With a sinister smile curving my lips, I reply, “I’ll be his fucking stalker, don’t worry. Even if I have to strap a bomb around my waist and kill myself in the process.”

“Assuming you get close enough for a detonating bomb to get him, too,” Cristo replies, rubbing his chin contemplatively.

“Damn, that’s cold, boss,” I reply with a chortle. “So quick to get rid of me?”

He was just following the train of thought I set up for him, but there’s no doubt he’s a coldhearted man. I pity the woman who falls for him. Looking over him carefully, I shake my head.Nah, never gonna happen.

He cracks a smile. “Just thinking out loud.” He rises to his feet, walks around his desk, and claps me on the shoulder. “You know I’ll miss you, Marku. Always knew you’d turn out to be one of my best men, and with high school wrapping up soon, you’d be working for the clan full time. Good men are hard to find.”

I grunt, mildly appeased by the compliment.

“Keep me updated, boys,” Cristo continues. “War is coming and killing the Bratva boss will give us an undeniable advantage. I’d love to bring his head as a trophy to a meeting with Alex. Let that Lupu prick try getting sarcastic with me then.” He narrows his eyes. “Peace and reconciliation notwithstanding, I still hate that fucker.”

Looking him straight in the eye, I promise, “You can count on me,sef.”

“And us,” chimes in Lucian, gesturing to himself and Anton.

With that vow, I’ve effectively put a stake through the heart of my marriage.

CHAPTER 19

CRINA

Creeping back home through the front door is terrifying at best. After leaving Marku, I quickly grabbed my buckets of wheatpaste from Gabby’s house and dropped them at the side of the house. I gave my favorite tree a forlorn look because there was no way I’d get away with sneaking back up there in broad daylight.

Yes, I may be married and, yes, I may have sneaked out before, but sneaking out and staying out are two very different propositions. It’s still early enough in the morning that my mother, who’s about as good at waking up as I am, might just be dragging herself out of bed. Cross my fingers.
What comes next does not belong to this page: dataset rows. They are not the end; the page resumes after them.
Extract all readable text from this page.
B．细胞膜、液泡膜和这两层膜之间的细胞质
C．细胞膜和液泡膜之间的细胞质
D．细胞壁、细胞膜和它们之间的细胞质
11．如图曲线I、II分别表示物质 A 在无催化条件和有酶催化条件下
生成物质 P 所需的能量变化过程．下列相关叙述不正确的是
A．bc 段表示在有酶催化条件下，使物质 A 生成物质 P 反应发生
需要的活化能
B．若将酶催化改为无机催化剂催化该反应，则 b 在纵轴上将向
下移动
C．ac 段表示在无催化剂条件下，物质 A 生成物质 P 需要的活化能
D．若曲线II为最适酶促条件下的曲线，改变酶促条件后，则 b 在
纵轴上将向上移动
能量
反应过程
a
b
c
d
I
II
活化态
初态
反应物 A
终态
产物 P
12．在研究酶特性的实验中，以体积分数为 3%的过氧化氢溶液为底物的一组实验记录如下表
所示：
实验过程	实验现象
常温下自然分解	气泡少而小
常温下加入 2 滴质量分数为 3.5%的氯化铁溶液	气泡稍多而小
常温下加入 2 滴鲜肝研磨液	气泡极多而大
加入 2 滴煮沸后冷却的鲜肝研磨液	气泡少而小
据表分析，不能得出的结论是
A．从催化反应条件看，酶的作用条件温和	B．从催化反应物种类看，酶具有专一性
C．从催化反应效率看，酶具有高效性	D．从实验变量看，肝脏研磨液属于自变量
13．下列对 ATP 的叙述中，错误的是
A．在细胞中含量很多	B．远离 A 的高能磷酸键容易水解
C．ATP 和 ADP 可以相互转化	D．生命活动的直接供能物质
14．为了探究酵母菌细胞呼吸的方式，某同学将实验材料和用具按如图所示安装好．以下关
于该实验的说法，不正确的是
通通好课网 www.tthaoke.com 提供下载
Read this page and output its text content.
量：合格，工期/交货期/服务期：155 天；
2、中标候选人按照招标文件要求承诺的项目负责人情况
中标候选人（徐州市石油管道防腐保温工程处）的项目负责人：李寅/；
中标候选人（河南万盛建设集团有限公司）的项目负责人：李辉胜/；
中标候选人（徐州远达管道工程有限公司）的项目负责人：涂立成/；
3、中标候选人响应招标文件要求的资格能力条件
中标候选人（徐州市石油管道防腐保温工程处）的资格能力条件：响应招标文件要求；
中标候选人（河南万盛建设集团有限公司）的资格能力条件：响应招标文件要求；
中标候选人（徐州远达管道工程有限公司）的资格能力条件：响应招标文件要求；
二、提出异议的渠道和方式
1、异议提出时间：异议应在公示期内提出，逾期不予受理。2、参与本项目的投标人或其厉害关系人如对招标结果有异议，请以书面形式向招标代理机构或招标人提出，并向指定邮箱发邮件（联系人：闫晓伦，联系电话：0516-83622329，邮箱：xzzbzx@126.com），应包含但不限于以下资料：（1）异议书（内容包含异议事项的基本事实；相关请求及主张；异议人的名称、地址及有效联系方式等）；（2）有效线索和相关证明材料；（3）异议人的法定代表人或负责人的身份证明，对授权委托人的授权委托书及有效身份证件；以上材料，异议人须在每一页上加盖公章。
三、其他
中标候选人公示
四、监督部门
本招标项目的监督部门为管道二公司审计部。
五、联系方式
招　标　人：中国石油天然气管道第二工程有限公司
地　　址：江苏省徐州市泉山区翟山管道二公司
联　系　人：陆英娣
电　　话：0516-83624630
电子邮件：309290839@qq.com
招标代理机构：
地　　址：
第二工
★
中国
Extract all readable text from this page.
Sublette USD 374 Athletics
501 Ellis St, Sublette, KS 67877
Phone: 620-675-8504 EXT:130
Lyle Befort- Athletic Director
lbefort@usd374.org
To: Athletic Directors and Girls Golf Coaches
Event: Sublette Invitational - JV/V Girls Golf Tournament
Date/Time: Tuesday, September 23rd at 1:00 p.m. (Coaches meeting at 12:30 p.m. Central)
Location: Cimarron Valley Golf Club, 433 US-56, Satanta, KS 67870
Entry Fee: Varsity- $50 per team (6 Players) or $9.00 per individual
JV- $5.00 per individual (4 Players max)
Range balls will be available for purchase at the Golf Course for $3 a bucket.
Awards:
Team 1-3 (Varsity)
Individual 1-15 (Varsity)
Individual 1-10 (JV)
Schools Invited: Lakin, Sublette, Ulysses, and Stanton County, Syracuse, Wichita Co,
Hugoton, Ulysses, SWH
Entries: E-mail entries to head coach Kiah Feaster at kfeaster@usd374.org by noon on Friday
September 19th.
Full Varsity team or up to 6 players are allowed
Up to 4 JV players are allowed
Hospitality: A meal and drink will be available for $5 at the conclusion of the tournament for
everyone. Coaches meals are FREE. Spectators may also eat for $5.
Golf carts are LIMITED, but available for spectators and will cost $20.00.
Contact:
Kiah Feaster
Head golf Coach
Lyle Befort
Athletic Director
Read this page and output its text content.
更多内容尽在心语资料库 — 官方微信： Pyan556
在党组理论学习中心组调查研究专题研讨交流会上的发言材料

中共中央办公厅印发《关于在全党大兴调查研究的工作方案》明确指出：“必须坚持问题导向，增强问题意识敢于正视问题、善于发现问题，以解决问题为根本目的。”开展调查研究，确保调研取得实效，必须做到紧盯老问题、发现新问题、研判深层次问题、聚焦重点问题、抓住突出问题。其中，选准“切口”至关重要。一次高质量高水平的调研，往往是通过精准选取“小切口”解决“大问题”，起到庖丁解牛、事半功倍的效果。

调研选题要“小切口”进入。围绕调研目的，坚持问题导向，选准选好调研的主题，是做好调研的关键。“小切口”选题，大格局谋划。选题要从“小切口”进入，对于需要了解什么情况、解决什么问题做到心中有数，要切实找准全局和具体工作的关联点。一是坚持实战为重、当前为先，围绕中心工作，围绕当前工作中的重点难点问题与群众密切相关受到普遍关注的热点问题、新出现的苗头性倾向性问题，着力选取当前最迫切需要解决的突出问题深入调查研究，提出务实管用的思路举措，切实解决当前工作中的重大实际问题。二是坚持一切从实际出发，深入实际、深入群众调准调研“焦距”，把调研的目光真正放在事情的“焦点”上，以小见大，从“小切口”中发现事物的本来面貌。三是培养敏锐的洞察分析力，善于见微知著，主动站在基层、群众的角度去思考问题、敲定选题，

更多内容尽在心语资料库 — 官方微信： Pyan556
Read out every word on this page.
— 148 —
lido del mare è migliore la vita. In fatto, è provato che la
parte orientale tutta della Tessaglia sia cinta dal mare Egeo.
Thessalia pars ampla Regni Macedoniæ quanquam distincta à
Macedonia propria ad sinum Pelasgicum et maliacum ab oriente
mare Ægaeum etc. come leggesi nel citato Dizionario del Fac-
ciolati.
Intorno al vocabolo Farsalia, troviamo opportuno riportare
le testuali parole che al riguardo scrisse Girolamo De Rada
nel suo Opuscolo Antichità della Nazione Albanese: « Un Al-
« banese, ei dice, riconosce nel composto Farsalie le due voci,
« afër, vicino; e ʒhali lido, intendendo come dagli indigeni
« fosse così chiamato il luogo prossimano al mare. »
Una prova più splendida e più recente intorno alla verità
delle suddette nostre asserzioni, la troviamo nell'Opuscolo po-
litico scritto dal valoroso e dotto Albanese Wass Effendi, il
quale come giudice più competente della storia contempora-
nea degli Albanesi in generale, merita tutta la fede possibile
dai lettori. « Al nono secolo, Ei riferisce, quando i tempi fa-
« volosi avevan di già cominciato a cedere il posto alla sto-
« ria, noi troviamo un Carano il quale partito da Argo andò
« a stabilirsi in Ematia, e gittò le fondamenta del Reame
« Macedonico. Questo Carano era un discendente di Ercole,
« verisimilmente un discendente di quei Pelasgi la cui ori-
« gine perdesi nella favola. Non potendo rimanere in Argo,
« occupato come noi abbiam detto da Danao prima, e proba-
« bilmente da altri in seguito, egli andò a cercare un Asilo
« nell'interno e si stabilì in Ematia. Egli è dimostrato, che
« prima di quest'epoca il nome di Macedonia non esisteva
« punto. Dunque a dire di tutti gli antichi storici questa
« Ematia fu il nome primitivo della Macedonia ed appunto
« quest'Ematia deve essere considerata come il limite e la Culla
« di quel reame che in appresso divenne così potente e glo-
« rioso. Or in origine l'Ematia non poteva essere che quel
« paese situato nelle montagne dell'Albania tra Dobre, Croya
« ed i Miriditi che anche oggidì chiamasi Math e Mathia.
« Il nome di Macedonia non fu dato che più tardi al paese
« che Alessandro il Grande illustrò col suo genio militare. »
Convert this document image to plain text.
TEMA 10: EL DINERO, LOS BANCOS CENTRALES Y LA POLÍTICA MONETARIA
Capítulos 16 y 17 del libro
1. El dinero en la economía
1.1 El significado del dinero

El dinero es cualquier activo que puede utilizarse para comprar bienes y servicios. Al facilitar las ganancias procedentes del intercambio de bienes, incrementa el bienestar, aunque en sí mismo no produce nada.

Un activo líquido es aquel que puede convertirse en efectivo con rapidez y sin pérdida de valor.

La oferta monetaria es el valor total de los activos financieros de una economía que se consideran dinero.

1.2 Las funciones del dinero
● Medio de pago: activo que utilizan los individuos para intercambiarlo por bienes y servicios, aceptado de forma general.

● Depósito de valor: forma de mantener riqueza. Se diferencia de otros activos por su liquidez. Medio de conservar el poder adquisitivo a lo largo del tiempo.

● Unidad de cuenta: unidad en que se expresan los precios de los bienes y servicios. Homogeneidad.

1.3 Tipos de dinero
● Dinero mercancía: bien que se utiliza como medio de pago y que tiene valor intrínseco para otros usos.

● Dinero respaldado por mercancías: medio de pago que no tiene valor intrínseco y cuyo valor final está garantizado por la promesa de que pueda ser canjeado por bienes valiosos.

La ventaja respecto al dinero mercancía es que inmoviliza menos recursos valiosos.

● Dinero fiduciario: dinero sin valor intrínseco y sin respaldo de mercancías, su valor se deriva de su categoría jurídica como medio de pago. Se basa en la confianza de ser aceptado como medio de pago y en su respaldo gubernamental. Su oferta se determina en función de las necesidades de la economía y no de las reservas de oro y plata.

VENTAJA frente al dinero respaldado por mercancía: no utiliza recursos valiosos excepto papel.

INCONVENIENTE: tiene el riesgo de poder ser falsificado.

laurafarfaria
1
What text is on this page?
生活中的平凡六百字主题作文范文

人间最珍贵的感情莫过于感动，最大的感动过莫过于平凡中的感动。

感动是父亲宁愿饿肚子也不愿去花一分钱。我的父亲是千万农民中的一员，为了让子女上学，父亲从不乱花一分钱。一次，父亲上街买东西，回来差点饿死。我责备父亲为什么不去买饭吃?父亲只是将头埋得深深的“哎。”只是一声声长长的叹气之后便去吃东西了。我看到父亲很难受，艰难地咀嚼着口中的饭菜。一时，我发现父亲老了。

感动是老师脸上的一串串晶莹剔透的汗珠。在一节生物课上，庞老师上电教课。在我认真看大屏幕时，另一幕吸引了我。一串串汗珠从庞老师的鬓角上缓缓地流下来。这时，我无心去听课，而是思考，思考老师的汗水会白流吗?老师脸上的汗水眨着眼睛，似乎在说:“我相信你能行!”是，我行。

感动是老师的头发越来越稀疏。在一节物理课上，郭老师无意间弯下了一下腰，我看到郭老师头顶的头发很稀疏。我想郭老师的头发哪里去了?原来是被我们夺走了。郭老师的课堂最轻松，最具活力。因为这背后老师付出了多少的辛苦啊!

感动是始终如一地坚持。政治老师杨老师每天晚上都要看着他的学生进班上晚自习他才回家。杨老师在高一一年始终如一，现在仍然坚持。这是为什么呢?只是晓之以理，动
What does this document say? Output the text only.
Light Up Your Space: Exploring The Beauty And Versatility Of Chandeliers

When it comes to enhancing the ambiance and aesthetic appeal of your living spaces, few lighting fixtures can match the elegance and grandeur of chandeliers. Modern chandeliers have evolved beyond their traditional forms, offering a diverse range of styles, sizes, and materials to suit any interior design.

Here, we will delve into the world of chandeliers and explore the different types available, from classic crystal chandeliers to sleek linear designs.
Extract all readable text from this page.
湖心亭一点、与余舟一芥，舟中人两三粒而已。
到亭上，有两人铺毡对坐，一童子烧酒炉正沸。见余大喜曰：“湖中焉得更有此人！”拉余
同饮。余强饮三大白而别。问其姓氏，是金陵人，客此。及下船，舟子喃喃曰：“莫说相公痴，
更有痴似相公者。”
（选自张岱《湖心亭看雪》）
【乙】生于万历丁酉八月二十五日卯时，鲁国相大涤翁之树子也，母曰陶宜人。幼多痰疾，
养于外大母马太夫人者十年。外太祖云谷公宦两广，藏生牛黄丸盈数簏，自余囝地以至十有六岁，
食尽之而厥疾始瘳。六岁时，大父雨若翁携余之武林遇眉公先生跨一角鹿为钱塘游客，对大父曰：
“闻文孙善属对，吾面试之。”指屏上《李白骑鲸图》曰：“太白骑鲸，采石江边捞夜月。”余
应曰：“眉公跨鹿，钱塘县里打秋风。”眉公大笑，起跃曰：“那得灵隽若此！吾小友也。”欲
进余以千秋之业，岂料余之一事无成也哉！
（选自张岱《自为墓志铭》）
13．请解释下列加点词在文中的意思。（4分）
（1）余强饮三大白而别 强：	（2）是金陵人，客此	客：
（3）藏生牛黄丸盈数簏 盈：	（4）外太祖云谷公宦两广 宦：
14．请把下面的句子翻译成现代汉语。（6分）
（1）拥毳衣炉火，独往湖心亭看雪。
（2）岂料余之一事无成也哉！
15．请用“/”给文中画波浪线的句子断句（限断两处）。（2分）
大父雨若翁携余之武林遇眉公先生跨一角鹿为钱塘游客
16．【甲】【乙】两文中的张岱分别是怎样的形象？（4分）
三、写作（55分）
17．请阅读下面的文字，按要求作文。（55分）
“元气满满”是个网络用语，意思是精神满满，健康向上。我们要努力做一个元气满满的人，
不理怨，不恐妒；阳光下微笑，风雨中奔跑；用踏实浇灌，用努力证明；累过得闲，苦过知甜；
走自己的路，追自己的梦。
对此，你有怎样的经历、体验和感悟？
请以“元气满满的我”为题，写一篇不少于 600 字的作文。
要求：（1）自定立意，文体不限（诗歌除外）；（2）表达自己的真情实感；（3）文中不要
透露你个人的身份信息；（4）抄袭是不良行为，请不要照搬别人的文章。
Skulking up the stoop of my house as quietly as I can, I’m grateful I haven’t drawn any of the neighbors’ attention. I press my ear to the thick wooden door. Not hearing anything, I slip the key into the keyhole and turn the key. I cautiously push the door open an inch, holding my breath and praying that I didn’t give myself away. I pop my head inside and hear clattering in the kitchen.

Clenching my chattering teeth, I tiptoe inside, lock the door behind me, and slip up the stairs as fast as I can. I pass the guest room without a hitch, reach my bedroom, and just as I place my hand on the doorknob, the door to my parents’ bedroom swings open.